The Government’s 2030 targets for cutting agricultural emissions will not be revised to reflect the true global warming potential of methane.

That’s according to Dr. Frank O’Mara from Teagasc, who spoke at a climate change event in Dublin on Tuesday, January 21.

Speaking at the ‘Climate Action in Agriculture: A Balanced Approach’ conference – which was organised by the Irish Farmers’ Association (IFA) – Dr. O’Mara said that Ireland was “in a commitment period”, despite the disputed accuracy of how methane affects the climate.

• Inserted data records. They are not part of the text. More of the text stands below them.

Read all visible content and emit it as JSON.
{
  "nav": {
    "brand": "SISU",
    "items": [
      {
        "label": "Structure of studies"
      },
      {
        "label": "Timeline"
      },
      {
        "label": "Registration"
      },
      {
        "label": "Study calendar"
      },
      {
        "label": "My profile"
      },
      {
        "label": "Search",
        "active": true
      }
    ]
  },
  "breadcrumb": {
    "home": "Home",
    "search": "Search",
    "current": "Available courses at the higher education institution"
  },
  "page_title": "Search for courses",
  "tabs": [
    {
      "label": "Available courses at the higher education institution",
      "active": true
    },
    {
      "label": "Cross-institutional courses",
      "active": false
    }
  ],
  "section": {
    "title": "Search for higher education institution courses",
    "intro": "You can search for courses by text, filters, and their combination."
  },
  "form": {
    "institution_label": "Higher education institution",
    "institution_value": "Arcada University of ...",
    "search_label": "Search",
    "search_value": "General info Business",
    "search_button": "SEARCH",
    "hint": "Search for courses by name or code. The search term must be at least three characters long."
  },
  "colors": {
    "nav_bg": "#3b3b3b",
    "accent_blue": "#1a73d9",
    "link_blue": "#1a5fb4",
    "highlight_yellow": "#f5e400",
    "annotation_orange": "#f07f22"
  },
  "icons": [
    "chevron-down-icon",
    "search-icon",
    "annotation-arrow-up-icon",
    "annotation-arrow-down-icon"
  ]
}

Dr. O’Mara was joined in a panel discussion by Dr. John Fitzgerald – the chairperson of the Government’s Climate Change Advisory Council (CCAC) – and Prof. Frank Mitloehner, a German US-based specialist on air quality, who gave a presentation on how the climate change effect of methane is not properly calculated.

Dr. Mitloehner explained that methane in the atmosphere goes through a ‘recycling process’, whereby it is converted into carbon dioxide, which is absorbed by grasslands and other plants, digested by ruminant livestock, and converted back into methane before re-entering the atmosphere. This process then repeats.

On foot of this presentation, there was agreement from Dr. O’Mara and Dr. Fitzgerald that the climate change effect of methane, up to now, has likely been inaccurately calculated.

However, Dr. O’Mara suggested that it was now too late to alter agriculture’s 2030 emission reduction targets in relation to methane, or to begin recalculating its effect.

Such a reappraisal of the methane effect would have to wait until after 2030, the Teagasc representative argued.

“The point is, we are in a commitment period now, or entering into one for the next decade, where that doesn’t count,” Dr. O’Mara remarked.

“We’ve signed up to the agreements that came out of the Paris Agreement. The Government has given us a target for agriculture to meet. We’ve got to meet those targets. The ground rules are set for 2020 to 2030,” he added.

It was acknowledged by the CCAC chair Dr. Fitzgerald that the way methane is treated and measured in climate change science is “probably not appropriate”.

How we treat methane, probably, from a scientific point of view, is not appropriate, and if we use that metric, and we want to be carbon neutral by 2050, then we would have to get rid of all our cows.

“For that reason, it would be right to have a change in the way Europe and the world measures [methane],” Dr. Fitzgerald added.